Binless signal matrices are the signal term obtained during normalization. They can also be recomputed at a different base resolution afterwards. Their unit is a fold change with respect to the background. Because sparsity was enforced while estimating the signal, the resulting matrix is nonzero when the signal is statistically significant. The binless signal matrix can be shown with an added decay bias. Such a matrix, which we simply call binless matrix, is visually closer to the raw data, but its unit is a fold change with respect to a background without polymer decay. Finally, binless differences between datasets can be computed, and their unit is a fold change between one dataset and a reference. All aforementioned matrices can be grouped (e.g. by condition) to improve the detection sensitivity.
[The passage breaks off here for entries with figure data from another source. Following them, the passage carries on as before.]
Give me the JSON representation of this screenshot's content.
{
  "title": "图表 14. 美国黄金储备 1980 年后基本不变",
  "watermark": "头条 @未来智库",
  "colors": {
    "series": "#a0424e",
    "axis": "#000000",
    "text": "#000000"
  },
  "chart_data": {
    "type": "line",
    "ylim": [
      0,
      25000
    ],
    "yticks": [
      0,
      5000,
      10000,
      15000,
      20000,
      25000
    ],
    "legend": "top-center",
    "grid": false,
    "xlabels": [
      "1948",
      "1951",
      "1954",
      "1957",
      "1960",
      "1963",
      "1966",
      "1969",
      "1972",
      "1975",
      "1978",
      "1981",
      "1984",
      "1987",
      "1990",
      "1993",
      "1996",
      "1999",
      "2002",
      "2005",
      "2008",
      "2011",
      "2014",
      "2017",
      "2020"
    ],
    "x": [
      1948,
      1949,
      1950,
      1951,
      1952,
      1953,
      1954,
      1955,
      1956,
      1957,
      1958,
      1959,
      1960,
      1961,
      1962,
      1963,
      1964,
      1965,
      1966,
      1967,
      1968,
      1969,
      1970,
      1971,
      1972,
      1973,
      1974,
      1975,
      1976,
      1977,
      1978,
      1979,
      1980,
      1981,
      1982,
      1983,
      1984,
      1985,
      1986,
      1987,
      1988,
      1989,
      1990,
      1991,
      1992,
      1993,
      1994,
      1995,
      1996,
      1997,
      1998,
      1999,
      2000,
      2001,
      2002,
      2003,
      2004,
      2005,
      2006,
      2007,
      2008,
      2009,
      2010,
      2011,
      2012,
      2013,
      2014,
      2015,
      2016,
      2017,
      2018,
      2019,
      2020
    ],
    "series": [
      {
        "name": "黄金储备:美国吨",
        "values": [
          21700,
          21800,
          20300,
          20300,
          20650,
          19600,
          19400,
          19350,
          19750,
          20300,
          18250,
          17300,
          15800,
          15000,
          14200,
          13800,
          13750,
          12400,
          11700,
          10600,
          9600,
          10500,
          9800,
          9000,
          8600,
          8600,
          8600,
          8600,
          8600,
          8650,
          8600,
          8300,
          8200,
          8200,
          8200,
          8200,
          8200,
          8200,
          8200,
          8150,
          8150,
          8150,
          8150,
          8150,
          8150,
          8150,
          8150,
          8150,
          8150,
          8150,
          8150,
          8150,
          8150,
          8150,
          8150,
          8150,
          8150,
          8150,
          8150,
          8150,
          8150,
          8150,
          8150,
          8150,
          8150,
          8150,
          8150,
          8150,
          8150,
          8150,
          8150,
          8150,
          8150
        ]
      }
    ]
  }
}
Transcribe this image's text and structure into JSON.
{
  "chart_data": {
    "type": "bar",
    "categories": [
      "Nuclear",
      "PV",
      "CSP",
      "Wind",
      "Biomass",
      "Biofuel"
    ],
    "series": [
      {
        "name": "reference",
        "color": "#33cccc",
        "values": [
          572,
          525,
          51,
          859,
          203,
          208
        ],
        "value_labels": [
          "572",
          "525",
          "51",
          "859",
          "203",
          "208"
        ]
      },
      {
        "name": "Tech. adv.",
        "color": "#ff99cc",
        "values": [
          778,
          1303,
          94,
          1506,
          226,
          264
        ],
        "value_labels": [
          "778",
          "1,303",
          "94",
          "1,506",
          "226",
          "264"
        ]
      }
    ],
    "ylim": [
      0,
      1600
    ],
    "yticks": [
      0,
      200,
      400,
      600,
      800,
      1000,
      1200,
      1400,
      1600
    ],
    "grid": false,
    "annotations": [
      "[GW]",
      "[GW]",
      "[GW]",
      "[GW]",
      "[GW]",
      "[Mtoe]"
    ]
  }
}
Recommendations. In designing Binless, we attempted to minimize the number of free parameters. Yet, some of them are left to the choice of the user. As a general rule, their choice should not impact the resulting normalization. For example, the number of iterations should be large enough to reach convergence of the algorithm, which can be monitored using diagnostic plots Binless provides. Most importantly, the number of basis functions per kilobase controls the maximum wiggliness of the genomic biases. If it is large, the computational burden is high and the normalization can, for very large datasets, become unstable. If it is too small, the genomic biases will not be estimated properly. We suggest to start with a value of 30 and increase it if necessary. Similarly, for binless detection, the base resolution should be as small as the smallest feature one hopes to detect. Out of computational considerations, we recommend a base resolution of 5kb. Once normalized, the data can be rebinned if necessary.
Figure generation
All data pertaining to datasets used in this article can be found in Sup. Table 2. All data was processed with the TADbit pipeline [46] and binless 0.9.0. Binless takes as input the mapped pair-end reads of each dataset. We used 30 basis functions per kb and a base resolution of 10kb. For subsampling of the data in Sup. Fig. 2, we took a subset of all available reads by drawing the read count from a binomial distribution (coin tossing). Each dataset was then normalized independently, without signal modelling.
Author contributions
Y.G.S. and M.A.M-R. designed the method. Y.G.S. developed the method and analyzed the Hi-C datasets. Y.G.S. and D.C. implemented the package. Y.G.S and M.A.M-R. wrote the manuscript.
Acknowledgements
The authors are grateful to François Le Dily, Guillaume J. Filion, Francesca Di Giovanni, Simon Heath, Emanuele Raineri, François Serra and Enrique Vidal for fruitful discussion.